Thank the Pro Football Hall of Fame, all the NFL teams and players, Florida A&M University, thank everyone who went to Mathew [sic] Gilbert High School, thank everyone in Jacksonville and Florida and everyone especially on the East Side of Jacksonville. Thank everyone in the City of Dallas and in Texas and just thank everyone in the whole world.

I love you all.

Delivered by Hester in front of hundreds and a national cable television audience, the moment was described as "... one of the most compelling and touching scenes the Hall of Fame has seen." Shortly after, it was discovered that the supposedly signed letter was printed in the Calibri font, which was not released to the public until five years after Hayes' death. Some family members disputed Lucille Hester's claim to be related to Bob, and took steps to ensure she was not part of the Hall of Fame ceremony.
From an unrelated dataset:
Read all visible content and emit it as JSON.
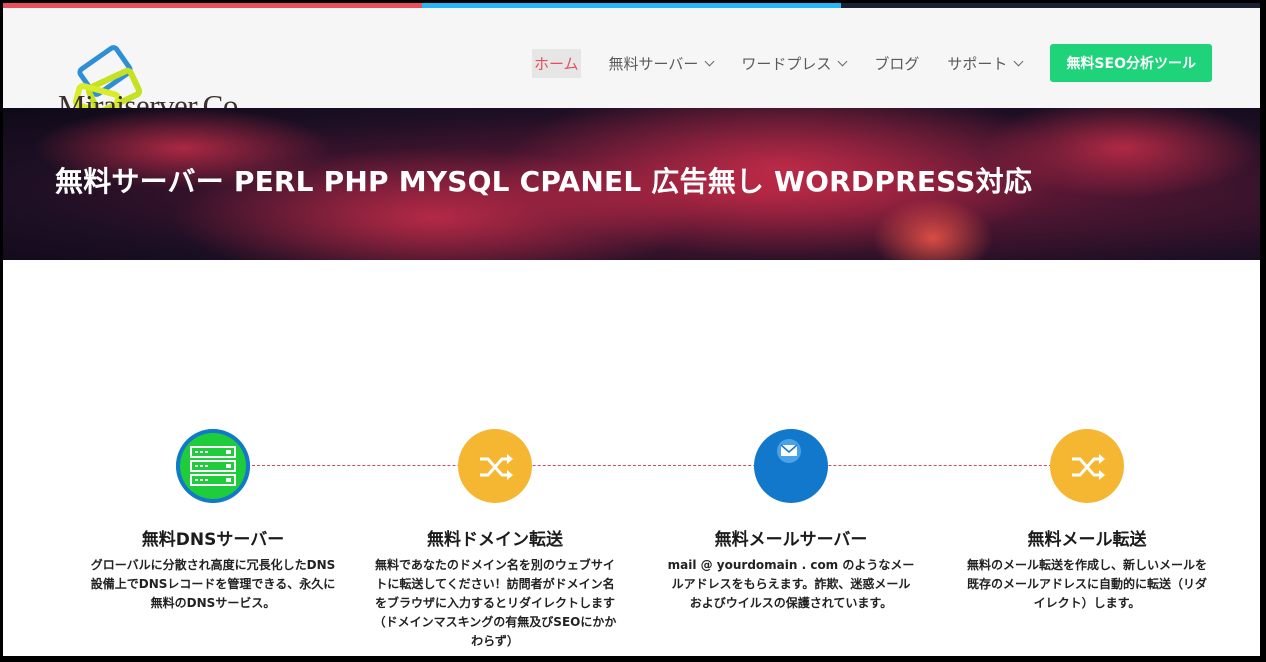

On August 8, 2009, Hayes was inducted into the Pro Football Hall of Fame. Roger Staubach, Hayes' Dallas Cowboys teammate, along with Hayes' son Bob Hayes Jr., unveiled the bust, which was sculpted by Scott Myers. On hand were six members of Bob's Gilbert High School championship team. He was later inducted into the Texas Track and Field Coaches Hall of Fame, Class of 2017.